DX Unified Infrastructure Management

 View Only

 How to alert if tunnel client is down?

Eivind Olsen's profile image
Eivind Olsen posted May 31, 2023 10:05 AM

I have a requirement to create an alert when a tunnel between two hubs stops working. The setup is currently like this:

PRIMARY_HUB (tunnel client) ---- (tunnel server) TUNNEL_HUB (tunnel server) ---- (tunnel client) REMOTE_HUB

(in other words, since my text-drawing skills are limited, TUNNEL_HUB is a tunnel server, and PRIMARY_HUB and REMOTE_HUB both connect to it as tunnel clients)

If I check the settings on all these servers (HUB config -> Tunnels -> Advanced), they all have "Tunnel is Hanging Timeout" set to 120, but we've had tunnels down for longer than that (when REMOTE_HUB had problems) without seeing any alerts for it.

UIM - Alarm configuration for tunnels when they go down (broadcom.com) does suggest that "the best way to monitor other hubs is to use the net_connect probe to check if the NimBUS_HUB service (port 48002) is responding", but that's not really an option here. Due to security policies, the TUNNEL_HUB isn't allowed to initiate any connections into the net where REMOTE_HUB resides.

Are anyone successfully doing this, or have you found a work-around of some sorts? Oh, this is on UIM 20.4 by the way.

Regards,
Eivind Olsen

Garin Walsh's profile image
Garin Walsh

The usual approach to this is to monitor for some evidence that the tunnel is working, not that it's down. And then infer from that whether the tunnel is there.

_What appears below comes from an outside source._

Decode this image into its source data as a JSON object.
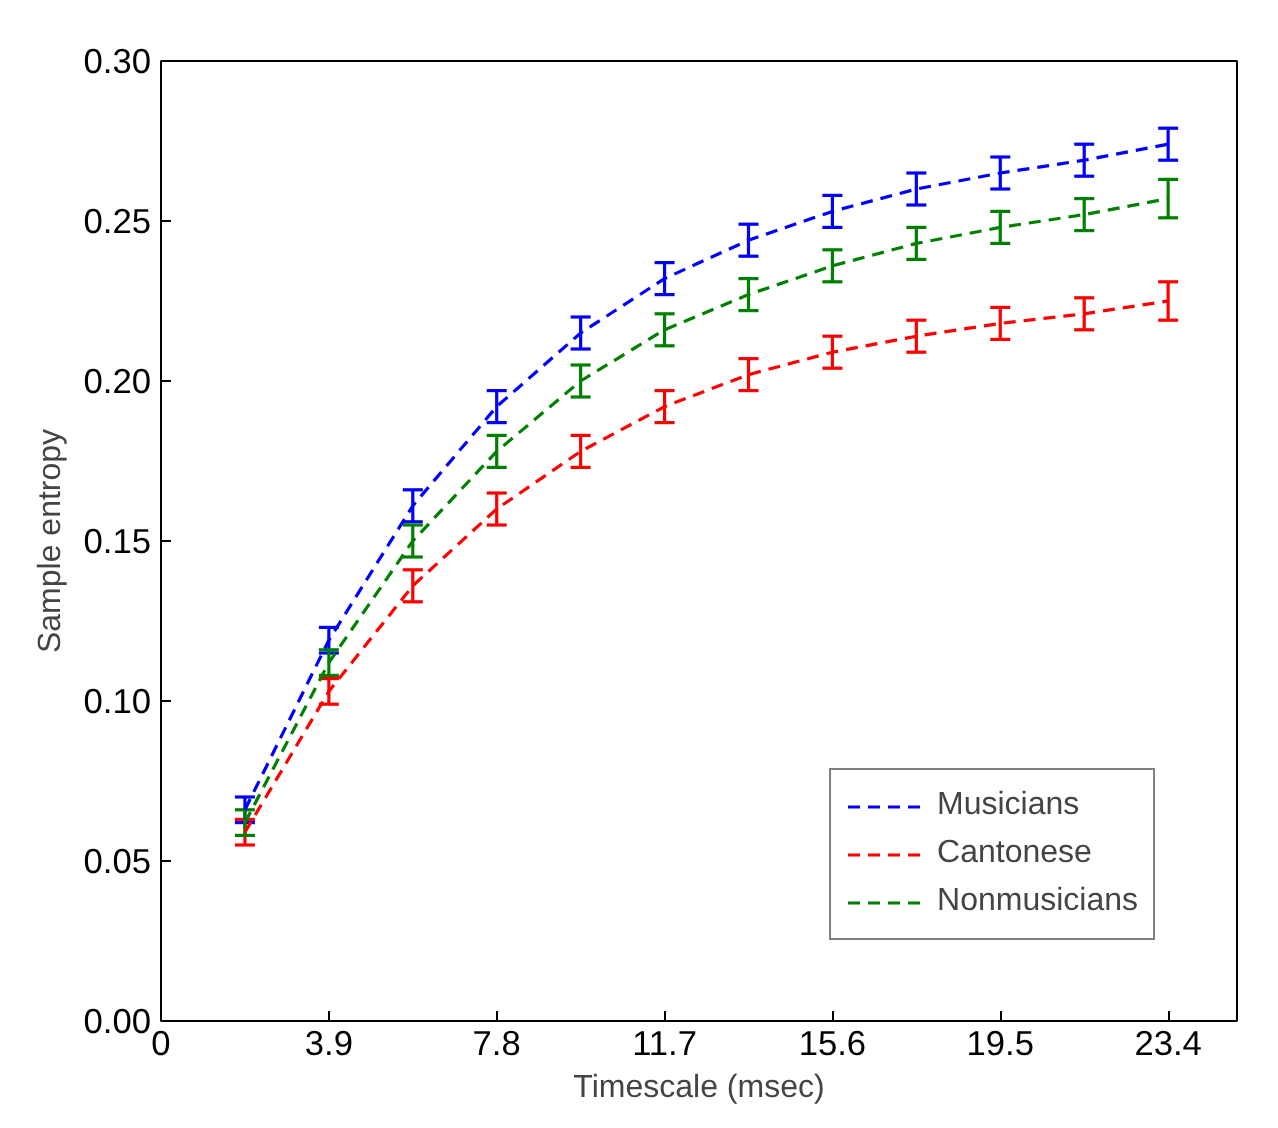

So for instance, query against s_qos_snapshot with sql/jdbc_response for a qos that's captured reliably from every hub (like CDM cpu usage) and then if that value in the snapshot table gets old, you know that no data is coming in from that hub/robot. 

That will get many more failure cases than just the tunnel down but those typically are more valuable than just the infrastructure failure.